The five-year agreements signed Sept. 5 between Verizon Communications and its workers’ two unions, the Communication Workers of America (CWA) and the International Brotherhood of Electrical Workers (IBEW) was hailed by both unions as a victory in tough times. Seventy-nine thousand workers in the company’s “core” business – land lines and residential service – in the northeastern United States are covered by the contracts.

Claiming that the industry is changing and its core business shrinking, Verizon, the telecommunications industry’s profit leader, had been looking for major concessions including big co-pays in insurance premiums and changes in contract language that would allow layoffs and the freedom to move union jobs to other regions. But neither workers nor retirees will pay health care premiums under the new accord, although in some cases employed spouses will pay a $40 monthly premium. The contract’s job security provision, which led to an arbitrator ordering the reinstatement of 3,200 laid off workers last July, was retained.
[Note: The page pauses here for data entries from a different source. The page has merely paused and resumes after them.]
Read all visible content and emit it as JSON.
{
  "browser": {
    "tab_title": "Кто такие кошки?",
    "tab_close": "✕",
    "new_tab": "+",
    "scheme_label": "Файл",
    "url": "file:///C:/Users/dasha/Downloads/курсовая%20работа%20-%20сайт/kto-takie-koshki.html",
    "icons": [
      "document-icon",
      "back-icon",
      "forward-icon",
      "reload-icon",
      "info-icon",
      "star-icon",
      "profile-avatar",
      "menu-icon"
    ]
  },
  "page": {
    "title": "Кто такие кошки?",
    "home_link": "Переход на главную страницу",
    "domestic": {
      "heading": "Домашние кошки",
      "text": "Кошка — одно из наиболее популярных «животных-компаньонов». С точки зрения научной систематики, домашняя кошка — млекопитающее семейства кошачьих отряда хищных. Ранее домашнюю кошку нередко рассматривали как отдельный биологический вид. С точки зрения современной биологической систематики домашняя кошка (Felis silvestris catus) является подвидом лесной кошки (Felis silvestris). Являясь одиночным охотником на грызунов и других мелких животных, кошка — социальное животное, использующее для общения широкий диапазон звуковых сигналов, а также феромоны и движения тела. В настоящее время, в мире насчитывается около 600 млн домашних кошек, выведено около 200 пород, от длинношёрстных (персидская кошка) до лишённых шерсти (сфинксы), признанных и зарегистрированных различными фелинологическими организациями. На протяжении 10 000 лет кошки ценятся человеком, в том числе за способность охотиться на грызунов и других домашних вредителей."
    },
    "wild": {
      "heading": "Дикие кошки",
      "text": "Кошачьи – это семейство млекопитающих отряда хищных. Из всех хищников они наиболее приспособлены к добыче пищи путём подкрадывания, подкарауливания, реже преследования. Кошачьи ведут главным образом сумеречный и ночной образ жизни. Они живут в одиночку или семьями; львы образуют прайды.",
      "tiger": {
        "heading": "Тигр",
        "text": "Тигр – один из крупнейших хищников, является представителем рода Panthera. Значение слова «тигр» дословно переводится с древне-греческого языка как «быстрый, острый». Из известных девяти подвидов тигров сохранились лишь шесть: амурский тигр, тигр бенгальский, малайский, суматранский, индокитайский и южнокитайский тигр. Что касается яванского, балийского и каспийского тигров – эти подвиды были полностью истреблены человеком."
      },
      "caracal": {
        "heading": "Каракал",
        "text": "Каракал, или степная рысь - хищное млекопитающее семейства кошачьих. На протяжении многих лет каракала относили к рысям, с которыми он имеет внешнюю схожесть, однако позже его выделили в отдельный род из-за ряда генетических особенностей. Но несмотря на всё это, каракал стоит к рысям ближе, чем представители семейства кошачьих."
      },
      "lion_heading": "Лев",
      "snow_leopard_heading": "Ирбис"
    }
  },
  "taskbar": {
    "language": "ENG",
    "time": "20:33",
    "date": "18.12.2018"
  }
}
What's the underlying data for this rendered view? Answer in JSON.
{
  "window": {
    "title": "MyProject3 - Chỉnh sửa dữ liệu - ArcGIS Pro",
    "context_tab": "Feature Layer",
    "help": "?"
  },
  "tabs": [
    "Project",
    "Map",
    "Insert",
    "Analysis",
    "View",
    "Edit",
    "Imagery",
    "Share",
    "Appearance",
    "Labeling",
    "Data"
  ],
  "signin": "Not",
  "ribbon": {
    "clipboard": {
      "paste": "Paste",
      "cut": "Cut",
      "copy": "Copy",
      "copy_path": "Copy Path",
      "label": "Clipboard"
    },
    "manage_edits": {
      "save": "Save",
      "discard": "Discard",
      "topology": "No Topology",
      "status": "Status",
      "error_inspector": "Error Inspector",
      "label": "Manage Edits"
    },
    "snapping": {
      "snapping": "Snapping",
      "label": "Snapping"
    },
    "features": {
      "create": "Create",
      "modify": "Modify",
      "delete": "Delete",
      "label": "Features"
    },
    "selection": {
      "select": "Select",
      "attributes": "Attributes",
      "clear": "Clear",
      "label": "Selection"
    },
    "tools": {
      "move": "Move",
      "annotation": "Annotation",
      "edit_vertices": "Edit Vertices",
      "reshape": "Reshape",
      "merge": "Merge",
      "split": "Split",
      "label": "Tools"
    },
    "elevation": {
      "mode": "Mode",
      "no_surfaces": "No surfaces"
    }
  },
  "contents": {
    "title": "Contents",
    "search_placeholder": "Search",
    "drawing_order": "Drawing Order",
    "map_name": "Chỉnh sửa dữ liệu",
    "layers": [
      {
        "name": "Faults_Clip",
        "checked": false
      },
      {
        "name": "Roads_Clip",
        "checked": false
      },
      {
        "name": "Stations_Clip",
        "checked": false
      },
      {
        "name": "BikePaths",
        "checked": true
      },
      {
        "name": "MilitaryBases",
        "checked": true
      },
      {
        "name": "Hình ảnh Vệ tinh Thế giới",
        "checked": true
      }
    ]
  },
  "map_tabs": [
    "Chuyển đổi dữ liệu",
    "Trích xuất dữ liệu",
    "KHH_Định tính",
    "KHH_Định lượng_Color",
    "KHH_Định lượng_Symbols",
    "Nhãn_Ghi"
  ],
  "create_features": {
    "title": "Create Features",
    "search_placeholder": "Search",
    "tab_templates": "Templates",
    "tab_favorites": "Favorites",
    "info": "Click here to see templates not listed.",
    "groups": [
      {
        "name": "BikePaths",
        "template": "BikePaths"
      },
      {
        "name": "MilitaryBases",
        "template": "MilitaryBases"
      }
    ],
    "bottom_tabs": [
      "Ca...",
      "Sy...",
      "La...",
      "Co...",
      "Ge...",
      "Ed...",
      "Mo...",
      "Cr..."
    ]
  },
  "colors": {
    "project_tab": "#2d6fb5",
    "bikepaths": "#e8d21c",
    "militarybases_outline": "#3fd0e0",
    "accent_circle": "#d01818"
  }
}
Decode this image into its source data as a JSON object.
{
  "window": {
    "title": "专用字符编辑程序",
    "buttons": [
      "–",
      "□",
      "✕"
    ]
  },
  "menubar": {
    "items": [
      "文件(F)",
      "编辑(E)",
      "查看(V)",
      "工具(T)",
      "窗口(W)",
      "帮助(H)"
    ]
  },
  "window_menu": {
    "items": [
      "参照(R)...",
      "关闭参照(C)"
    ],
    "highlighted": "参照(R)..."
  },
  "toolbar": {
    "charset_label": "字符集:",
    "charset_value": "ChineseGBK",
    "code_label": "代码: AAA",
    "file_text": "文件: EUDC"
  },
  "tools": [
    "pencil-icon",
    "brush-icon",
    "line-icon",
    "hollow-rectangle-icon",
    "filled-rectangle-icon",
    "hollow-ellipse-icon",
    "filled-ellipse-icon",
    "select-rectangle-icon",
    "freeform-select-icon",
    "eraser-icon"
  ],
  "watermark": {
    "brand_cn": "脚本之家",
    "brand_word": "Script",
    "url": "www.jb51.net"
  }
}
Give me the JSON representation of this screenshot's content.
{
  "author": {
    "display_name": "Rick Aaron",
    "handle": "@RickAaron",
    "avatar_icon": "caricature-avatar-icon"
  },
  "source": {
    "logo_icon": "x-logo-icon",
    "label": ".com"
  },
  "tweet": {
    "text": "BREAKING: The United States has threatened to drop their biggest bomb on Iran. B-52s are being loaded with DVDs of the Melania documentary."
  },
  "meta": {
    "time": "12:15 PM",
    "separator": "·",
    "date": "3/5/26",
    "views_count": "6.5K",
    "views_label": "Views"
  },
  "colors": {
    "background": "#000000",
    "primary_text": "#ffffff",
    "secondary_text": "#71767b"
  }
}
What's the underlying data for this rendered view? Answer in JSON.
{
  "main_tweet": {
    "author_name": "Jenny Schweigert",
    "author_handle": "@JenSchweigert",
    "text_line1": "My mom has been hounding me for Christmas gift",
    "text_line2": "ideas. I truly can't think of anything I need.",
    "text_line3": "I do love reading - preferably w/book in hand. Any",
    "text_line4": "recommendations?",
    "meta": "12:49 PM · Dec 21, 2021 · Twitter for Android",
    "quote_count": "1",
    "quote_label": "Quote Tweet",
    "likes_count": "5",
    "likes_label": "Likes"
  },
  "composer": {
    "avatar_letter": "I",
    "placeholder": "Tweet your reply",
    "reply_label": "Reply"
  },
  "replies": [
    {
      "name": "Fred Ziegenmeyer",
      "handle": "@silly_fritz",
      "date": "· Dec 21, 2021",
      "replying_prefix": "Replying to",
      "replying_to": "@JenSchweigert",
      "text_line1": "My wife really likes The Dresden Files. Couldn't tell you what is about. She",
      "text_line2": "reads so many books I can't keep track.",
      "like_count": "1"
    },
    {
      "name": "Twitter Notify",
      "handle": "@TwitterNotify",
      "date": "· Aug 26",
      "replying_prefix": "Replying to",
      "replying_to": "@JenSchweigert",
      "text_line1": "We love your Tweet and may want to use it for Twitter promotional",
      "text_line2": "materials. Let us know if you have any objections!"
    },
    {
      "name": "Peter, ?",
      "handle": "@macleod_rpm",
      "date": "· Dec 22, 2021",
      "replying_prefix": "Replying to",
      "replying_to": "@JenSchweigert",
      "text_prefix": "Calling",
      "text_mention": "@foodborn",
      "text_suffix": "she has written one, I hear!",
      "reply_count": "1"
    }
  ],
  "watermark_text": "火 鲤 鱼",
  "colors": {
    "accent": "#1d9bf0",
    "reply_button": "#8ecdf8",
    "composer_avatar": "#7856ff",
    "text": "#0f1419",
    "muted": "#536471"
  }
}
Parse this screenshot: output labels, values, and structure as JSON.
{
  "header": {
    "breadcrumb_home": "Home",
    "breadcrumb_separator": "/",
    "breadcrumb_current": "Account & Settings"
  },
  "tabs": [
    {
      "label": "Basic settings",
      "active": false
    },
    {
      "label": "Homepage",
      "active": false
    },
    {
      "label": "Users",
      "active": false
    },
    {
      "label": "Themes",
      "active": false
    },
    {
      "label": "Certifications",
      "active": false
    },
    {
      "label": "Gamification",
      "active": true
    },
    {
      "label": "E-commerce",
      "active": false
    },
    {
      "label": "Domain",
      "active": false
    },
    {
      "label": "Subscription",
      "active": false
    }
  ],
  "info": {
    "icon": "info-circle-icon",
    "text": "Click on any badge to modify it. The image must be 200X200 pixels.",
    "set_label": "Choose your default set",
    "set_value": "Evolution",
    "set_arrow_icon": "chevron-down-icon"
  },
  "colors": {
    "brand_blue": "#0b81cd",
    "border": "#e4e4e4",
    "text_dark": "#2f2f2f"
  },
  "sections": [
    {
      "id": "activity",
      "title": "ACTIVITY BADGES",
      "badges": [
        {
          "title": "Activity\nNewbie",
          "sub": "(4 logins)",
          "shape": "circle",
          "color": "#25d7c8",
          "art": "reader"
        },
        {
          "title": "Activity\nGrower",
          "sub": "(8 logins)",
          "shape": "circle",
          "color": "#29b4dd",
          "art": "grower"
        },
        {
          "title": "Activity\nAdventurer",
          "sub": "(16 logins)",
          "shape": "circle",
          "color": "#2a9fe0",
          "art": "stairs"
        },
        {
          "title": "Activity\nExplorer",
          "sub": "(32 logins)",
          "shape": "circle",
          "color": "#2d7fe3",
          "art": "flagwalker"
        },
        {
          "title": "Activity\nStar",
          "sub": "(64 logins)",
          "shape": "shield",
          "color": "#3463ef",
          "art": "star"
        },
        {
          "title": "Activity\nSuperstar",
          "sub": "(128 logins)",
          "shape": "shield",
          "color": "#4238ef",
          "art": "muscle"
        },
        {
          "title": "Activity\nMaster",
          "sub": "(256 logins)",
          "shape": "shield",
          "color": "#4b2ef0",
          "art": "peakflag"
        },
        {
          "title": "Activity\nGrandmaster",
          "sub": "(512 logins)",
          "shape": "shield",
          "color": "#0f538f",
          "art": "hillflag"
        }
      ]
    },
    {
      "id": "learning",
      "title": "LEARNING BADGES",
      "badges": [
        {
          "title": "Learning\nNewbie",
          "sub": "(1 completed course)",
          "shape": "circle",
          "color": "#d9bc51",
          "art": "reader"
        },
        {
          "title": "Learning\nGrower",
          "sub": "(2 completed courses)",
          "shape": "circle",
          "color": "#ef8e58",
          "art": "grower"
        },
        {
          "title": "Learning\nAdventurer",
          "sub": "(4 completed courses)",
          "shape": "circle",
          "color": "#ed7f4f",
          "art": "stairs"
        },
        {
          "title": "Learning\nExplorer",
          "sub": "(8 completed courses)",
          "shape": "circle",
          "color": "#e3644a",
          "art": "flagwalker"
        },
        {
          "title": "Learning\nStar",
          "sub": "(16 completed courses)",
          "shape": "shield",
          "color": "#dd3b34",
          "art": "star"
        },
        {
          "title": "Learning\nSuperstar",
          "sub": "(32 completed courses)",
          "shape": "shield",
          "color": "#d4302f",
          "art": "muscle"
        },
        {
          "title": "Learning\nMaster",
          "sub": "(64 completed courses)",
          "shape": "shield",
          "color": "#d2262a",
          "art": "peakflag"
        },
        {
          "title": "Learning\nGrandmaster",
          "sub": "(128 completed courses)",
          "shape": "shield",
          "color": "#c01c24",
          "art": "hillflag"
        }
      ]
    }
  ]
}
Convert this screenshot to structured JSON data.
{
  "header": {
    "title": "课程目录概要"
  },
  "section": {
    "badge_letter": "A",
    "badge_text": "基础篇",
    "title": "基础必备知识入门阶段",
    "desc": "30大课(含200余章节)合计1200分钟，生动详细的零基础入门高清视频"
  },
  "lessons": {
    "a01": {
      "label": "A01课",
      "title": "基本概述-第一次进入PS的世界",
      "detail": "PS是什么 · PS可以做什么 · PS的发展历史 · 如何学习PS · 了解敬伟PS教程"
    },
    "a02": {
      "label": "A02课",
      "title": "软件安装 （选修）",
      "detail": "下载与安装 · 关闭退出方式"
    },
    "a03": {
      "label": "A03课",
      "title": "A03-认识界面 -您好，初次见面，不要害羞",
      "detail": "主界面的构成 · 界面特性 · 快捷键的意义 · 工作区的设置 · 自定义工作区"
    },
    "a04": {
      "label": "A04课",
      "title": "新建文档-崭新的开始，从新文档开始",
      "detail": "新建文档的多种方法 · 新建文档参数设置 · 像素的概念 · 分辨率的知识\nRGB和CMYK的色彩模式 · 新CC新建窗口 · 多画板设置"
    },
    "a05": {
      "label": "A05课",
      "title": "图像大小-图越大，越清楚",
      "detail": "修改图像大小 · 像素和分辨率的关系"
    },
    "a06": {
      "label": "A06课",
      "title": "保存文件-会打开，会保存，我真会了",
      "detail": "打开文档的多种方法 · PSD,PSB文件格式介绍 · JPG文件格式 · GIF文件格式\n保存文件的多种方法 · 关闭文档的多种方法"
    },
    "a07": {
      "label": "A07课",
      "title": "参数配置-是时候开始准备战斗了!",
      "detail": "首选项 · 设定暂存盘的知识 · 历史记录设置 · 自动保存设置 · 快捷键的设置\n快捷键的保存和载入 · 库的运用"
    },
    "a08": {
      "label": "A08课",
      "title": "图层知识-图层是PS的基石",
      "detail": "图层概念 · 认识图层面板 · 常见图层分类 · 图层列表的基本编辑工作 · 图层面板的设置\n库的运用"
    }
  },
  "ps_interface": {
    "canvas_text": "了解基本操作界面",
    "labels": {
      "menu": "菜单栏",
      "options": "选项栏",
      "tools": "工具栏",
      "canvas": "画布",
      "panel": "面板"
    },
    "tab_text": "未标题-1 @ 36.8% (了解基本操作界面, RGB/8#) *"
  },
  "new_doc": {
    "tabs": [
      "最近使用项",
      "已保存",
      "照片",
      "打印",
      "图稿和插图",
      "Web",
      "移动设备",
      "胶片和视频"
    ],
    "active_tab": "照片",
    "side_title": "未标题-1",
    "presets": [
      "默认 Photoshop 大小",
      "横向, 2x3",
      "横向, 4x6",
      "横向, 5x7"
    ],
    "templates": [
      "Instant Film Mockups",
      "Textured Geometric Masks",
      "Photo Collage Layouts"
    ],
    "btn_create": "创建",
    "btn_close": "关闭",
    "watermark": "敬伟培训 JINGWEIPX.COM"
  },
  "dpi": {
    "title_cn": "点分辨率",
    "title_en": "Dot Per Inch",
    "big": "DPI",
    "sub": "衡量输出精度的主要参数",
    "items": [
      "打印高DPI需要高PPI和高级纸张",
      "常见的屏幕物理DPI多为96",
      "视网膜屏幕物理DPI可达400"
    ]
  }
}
The CWA, which represents the bulk of the company’s union membership, said that key to its success were intensive on-the-job worker mobilizations throughout August as well as the launch and progressive implementation of a “Community Strike Against Corporate Greed.” The community strike, supported by New York Jobs with Justice, was the first stage of an economic boycott against Verizon, which asked customers to sign a card pledging that they would switch their phone service to another unionized carrier in the event that contract negotiations broke down.

Union activists expressed concern that the new contract’s job security provisions do not apply to the several thousand workers expected to be hired over the next five years, replacing unionized workers encouraged to retire by an aggressive buy-out program.

In other contract provisions, unionized employees will receive annual 2 percent pay raises and cost-of-living increases in the final four years of the contract. A one-time payment averaging $1,600 per worker will be made in lieu of a first year wage increase, but will not be rolled into the workers’ base pay. Under the old contract, salaries for the Verizon operator and technicians were in the range of $45,000 to $60,000, according to a report in the New York Times.

The significance of a separate agreement signed between CWA and Verizon Wireless, the number one retailer in local and wireless services and a 55 percent Verizon-owned enterprise, goes far beyond the 51 members it covers. The contract’s guarantee of seniority rights for the wireless workers will be an important tool for the union in its on-going organizing campaigns in this almost totally unorganized sector of the telecommunications industry.